Blige, The National, and many others, engineered and mixed the song in New York City. Pat Dillett, producer and engineer for David Bryne, Laurie Anderson, They Might be Giants, Mary J.

Like the entirety of All Things Will Unwind, “Be Brave” features celebrated New York City chamber ensemble yMusic. This was the context in which I started writing.

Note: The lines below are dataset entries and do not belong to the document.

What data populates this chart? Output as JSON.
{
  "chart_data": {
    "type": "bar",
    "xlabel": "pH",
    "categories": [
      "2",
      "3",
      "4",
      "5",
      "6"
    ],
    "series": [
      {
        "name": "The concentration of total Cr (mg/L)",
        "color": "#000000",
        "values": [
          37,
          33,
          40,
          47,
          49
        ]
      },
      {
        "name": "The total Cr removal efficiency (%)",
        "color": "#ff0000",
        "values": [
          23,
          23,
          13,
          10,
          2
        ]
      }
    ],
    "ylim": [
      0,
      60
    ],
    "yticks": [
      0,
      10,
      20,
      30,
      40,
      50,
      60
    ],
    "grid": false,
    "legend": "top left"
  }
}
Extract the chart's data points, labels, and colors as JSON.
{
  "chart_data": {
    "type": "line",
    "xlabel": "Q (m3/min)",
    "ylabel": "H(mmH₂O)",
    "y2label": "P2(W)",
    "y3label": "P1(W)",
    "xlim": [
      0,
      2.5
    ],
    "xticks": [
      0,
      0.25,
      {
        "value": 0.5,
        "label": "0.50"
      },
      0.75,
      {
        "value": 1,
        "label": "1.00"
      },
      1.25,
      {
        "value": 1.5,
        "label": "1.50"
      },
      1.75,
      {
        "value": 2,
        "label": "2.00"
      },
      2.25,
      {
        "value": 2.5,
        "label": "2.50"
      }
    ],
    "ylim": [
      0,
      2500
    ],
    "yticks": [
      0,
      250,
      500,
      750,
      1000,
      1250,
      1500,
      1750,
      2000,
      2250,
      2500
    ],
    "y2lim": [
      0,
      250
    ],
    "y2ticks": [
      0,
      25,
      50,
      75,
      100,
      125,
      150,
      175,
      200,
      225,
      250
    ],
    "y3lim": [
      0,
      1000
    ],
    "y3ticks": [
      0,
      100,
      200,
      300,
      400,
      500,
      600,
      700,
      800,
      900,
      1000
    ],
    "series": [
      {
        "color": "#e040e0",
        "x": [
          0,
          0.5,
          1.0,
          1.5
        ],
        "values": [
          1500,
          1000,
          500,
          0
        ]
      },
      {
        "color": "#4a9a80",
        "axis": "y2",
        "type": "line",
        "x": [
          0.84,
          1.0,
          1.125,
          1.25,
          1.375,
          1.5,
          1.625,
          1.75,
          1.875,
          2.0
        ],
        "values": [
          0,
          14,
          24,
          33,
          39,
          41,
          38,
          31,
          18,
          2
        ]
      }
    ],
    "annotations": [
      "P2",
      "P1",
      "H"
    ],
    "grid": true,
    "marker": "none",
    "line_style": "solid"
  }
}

3, the lament of a mother who has lost her son in war. “In November,” says Worden, “the great composer Gorecki died and I remember that weekend clearly, listening to the work and reading the lyrics in his beautiful Symphony No. But it’s also an inner dialogue, Shara to Shara, a blistering plea/lecture/pep talk to get her gameface on and do something tangible and real about injustice - including singing and dancing. It is her rain dance, her attempt to influence and change things seemingly outside her control. “Be Brave,” the first video from My Brightest Diamond’s third and forthcoming album All Things Will Unwind, is frontwoman Shara Worden’s response to a world unwinding. Alarming increases in human trafficking and sexual slavery. The house arrest of Nobel Peace Prize winner Liu Xiaobo. Mostly, though, Worden's drive- to be so many things, to harness and perfect so many disparate sounds- makes her work feel more distant than it should.The impending demise of the Adélie penguins. All Things Will Unwind's theatrical bent can read as goofy, if not wholly inscrutable (the slow-but-punchy "There's a Rat" feels cartoonish, while "High Low Middle" feels showy, staged). The carefulness of All Things Will Unwind can feel impenetrable sometimes, and while her closest musical analogue is the equally ambitious Joanna Newsom, Worden lacks Newsom's oddball vulnerability- it's the difference between performance and possession, and while there's certainly room for both, the former comes, always, with the risk of affectation.
MY BRIGHTEST DIAMOND BE BRAVE CRACK
Although Worden's vocal performances are varied and borderline virtuosic, it's easy to find yourself wishing for her voice to crack or crumple or fail, to be fallible in a way that's just as beautiful. "Be brave, dear one/ Be changed, be undone," she coaxes, and like "We Added It Up", the song proffers a tiny, passing glimpse of insecurity.

The excellent "Be Brave" opens quietly, with muted drums and Worden's low growls: "I'm feeling scared and I am overwhelmed," she sings. It's a pleasantly hazy refrain Worden's best moments come when she's at her darkest and most uncertain. "Love binds the world," Worden and her backing vocalists chant, but it's still hard to know (with good reason) whether those particular shackles are supposed to be a comfort or a curse. Worden sings about circumstantial incompatibility- "If I was love/ Then you were shhh"- with convincing fervor, before the track transforms into a quasi-reassuring mantra. Strummed opener "We Added It Up" is punctuated by various strings and toots it unfolds like a Rube Goldberg contraption, all call and response. Already well known for her collaborations with chamber-oriented musicians ( Sufjan Stevens, the National), Worden is now backed by the contemporary ensemble yMusic, who add plenty of playful bits to her oft-ethereal, shifting folk songs.